Auto retailing and finance are so closely associated, it's hard to imagine that wasn't the case before General Motors and John Raskob launched General Motors Acceptance Corp. in 1919.
GMAC became the model for the modern captive finance company and helped popularize the idea of mass-market consumer financing. It also provided wholesale financing for GM dealers, a move critical to their success.
Today, about 85 percent of new-vehicle customers get financing at dealerships from captives, banks and independent finance companies, according to the National Automobile Dealers Association. And many consumers who don't get a loan at a dealership get financing elsewhere, especially from credit unions.
But before World War I, financing consumer purchases was a novel idea, except for mortgages.
Buying "on time" was limited to a few durable goods, such as furniture, sewing machines and pianos, according to the 1964 edition of My Years with General Motors, a memoir by Alfred Sloan.
Sloan, who became a key GM player in 1920, was the automaker's president from 1923 to 1937 and chairman from 1937 to 1956.
Bankers back in the day regarded automobiles as luxury purchases, and lenders saw individual consumers as risky unknowns, unless those consumers were millionaires.
"The bankers ... thought of the automobile as a sport and a pleasure, and not as the greatest revolution in transportation since the railway," Sloan wrote. "They believed that the extension of consumer credit to the average man was too great a risk.

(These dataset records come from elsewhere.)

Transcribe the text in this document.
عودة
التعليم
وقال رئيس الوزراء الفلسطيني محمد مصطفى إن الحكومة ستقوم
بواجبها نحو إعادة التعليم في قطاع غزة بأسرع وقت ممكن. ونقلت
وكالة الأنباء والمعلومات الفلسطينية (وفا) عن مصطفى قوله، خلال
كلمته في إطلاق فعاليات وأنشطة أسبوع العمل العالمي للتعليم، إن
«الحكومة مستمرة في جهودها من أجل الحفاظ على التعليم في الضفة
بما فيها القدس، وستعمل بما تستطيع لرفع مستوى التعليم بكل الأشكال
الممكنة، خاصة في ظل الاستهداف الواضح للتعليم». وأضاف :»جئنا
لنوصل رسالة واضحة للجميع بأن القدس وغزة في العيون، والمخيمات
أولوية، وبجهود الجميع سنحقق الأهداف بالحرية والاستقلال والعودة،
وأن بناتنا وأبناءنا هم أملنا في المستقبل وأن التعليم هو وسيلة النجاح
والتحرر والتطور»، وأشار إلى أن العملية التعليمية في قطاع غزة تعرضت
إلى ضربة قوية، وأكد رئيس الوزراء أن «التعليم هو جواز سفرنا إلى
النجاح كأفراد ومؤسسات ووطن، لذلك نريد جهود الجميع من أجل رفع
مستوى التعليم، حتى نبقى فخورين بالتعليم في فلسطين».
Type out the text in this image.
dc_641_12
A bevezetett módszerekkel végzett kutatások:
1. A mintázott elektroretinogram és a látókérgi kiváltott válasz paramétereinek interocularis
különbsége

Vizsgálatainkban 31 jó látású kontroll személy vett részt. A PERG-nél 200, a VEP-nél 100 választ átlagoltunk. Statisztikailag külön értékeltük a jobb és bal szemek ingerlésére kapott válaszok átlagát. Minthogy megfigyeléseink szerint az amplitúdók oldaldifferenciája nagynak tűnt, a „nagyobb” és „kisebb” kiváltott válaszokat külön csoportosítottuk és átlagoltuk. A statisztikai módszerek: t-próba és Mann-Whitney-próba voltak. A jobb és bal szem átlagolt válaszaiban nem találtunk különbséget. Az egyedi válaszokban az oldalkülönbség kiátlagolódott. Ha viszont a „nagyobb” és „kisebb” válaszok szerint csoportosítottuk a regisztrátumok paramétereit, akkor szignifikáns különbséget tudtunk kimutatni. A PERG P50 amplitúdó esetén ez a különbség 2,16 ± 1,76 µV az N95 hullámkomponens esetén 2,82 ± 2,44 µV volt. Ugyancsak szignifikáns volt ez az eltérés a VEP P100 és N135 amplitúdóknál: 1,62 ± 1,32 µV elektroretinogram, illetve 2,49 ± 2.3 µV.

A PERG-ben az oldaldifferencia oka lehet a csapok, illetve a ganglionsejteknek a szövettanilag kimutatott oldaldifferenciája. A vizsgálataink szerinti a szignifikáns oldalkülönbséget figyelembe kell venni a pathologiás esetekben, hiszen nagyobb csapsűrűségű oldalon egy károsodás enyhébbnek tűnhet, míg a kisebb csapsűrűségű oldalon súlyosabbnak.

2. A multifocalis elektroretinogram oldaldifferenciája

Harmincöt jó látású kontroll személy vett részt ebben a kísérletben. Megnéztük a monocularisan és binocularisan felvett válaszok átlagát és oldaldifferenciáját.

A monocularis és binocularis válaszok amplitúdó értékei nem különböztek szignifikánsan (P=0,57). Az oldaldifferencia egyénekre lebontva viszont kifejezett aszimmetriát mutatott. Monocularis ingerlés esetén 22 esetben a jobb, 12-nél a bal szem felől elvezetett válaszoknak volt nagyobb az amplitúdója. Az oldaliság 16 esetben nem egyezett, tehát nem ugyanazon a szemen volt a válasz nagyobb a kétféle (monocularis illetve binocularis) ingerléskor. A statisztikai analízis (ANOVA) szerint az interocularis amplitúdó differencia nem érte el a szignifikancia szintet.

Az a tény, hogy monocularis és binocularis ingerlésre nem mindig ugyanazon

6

Furthermore, they had a moral objection to financing a luxury, believing apparently that whatever fostered consumption must discourage thrift. Consequently, automobiles were sold to consumers mainly for cash."
That mindset changed after the launch of GMAC.
Raskob, then chairman of GM's finance committee, designed the captive, but Sloan was on board with the project. "From where I was then on the Executive Committee, I supported the idea," he wrote in his memoir.